それゆえ他の条件に変わりがなければ、通貨当局の創造する貨幣量に応じて一つの利子率、もっと正確に言うと、満期の異なるさまざまな債権の利子率複合体が決まる。もっとも同様のことは、経済体系における貨幣以外のどのような要因をとってみても、それを他から切り離すかぎり、言えることである。したがってこの特殊な分析に有用性と意味があるとすれば、それは貨幣量の変化と利子率の変化とのあいだにとりわけ直接的あるいは因果的な連関がある場合だけである。われわれは両者のあいだにことさらの連関があると考えるが、その理由は、銀行体系と通貨当局は、大まかな言い方をすれば、貨幣と債権のディーラーであって、〔実物〕資産や消費財のディーラーとは違うということである。

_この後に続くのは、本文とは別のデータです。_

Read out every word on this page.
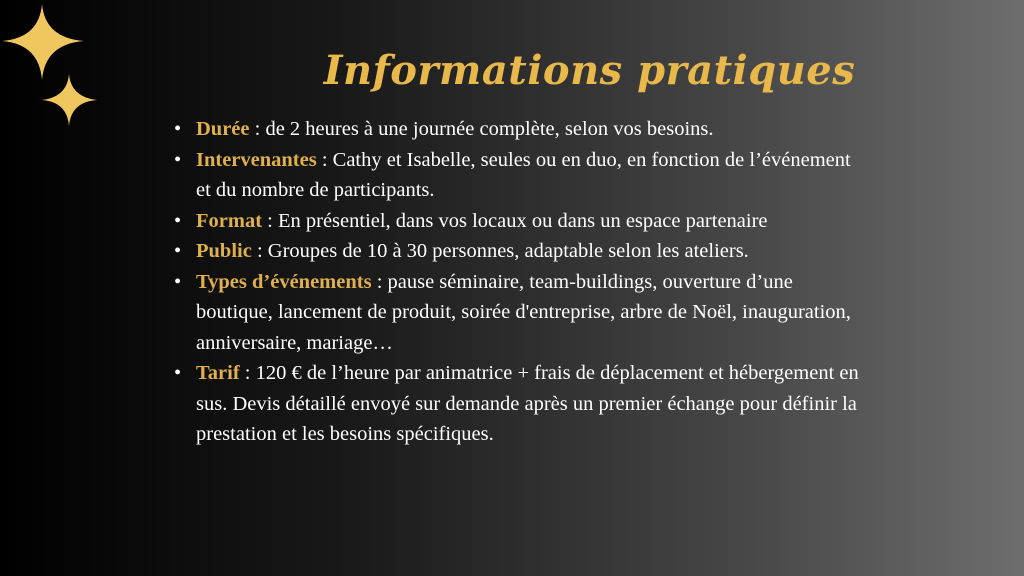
Informations pratiques
• Durée : de 2 heures à une journée complète, selon vos besoins.
• Intervenantes : Cathy et Isabelle, seules ou en duo, en fonction de l’événement et du nombre de participants.
• Format : En présentiel, dans vos locaux ou dans un espace partenaire
• Public : Groupes de 10 à 30 personnes, adaptable selon les ateliers.
• Types d’événements : pause séminaire, team-buildings, ouverture d’une boutique, lancement de produit, soirée d'entreprise, arbre de Noël, inauguration, anniversaire, mariage…
• Tarif : 120 € de l’heure par animatrice + frais de déplacement et hébergement en sus. Devis détaillé envoyé sur demande après un premier échange pour définir la prestation et les besoins spécifiques.
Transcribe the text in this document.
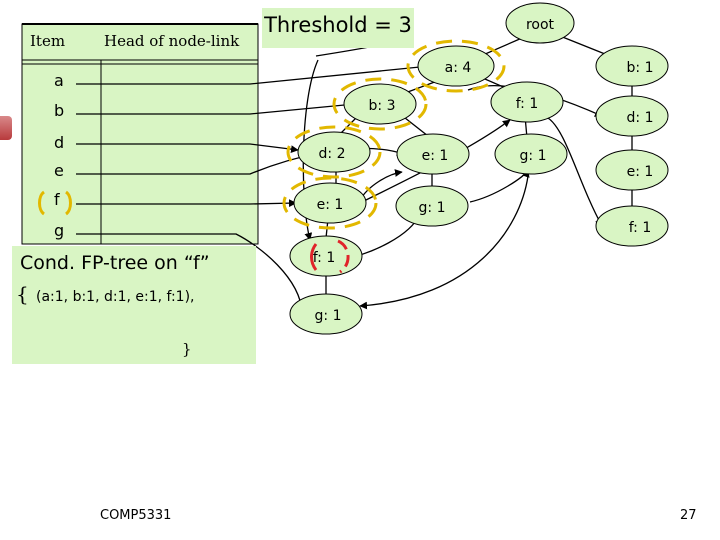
Item	Head of node-link
a
b
d
e
f
g
root
a: 4
b: 3
d: 2	e: 1
e: 1
f: 1
g: 1
g: 1
f: 1
g: 1
b: 1
d: 1
e: 1
f: 1
Threshold = 3
Cond. FP-tree on “f”
{ (a:1, b:1, d:1, e:1, f:1),
}
COMP5331	27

通貨当局がありとあらゆる満期日の債権を、条件を指定し、売り買い双方向で取引することにやぶさかでなければ、利子率複合体と貨幣量との関係は直接的となるだろう。危険の程度がさまざまに異なる債権でも進んで取引しようとする場合には、なおさらである。このときには、利子率複合体は単に銀行体系が債権を取得あるいは手放すさいの条件を表すだけのものとなり、そして〔需要される〕貨幣量は、関連事項をすべて勘案したすえに、市場利子率に示された条件であれば流動現金を債権と交換に手放すよりはむしろそれに対する支配権をもつにしかずと考えて、人々が彼らの手許におく量だとことになろう。短期手形に対する単一の銀行割引率しかなかったところへ、中央銀行があらゆる満期日の金縁〔優良〕債券を指定した価格で複合的に売買するようになったことは、おそらく、通貨管理技術の考えられる改良の中でも実務上最も重要なるものである。